When I talked to him about teaching last summer, he described his style of teaching by comparing it with another style, which he called stake-and-chain teaching. He said that some people treat education like keeping a dog in the backyard. You put down a stake, attach the dog’s chain to it, and the dog can run around in a large circle, but go no further. He said he viewed learning like a clearing. His job was to show the students this open space and help them learn to explore it. Not only that, though, he also wanted them to know that there was even more beyond that clearing that they could look into when they were finished here. He wanted us to explore as much as we could.

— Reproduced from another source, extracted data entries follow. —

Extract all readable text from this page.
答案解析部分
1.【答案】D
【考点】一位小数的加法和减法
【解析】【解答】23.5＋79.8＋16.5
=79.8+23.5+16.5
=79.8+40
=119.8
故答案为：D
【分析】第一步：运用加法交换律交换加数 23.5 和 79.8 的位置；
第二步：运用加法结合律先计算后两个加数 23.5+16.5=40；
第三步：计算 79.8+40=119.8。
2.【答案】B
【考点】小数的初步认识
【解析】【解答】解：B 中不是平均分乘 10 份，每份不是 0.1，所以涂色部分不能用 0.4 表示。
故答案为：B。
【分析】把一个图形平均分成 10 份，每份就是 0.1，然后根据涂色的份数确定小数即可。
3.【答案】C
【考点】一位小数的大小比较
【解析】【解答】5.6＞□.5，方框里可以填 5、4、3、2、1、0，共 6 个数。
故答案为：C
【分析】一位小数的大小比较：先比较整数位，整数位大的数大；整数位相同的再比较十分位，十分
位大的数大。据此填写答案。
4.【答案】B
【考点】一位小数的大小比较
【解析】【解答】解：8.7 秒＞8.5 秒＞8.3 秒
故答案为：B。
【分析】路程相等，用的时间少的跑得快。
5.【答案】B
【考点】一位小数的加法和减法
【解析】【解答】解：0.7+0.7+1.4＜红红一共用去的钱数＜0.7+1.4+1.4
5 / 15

The Whitman passage I read earlier begins, “I bequeath myself to the dirt to grow from the grass I love,/If you want me again look for me under your boot-soles.” I have not, nor will I now, look for Dibble in the grass beneath my boot-soles. I will look for him in the leaves of books, not leaves of grass. Every time I teach Whitman, I remember that ideas matter, that who we are and how we know ourselves matters. Every time I teach Conrad, I remember his joy at learning, the joy that those of us he taught hope to pass along. Every time I teach, I remember that there are ideas beyond the stake and chain, even beyond the clearing he showed so many of us.
When I walk into my classroom, he is still there, sitting at his desk. I can hear him slapping or thumping it, calling out, “Brown! What do you think about that?” What do I think? I think he changed my life and the lives of so many. We know where we can always find him.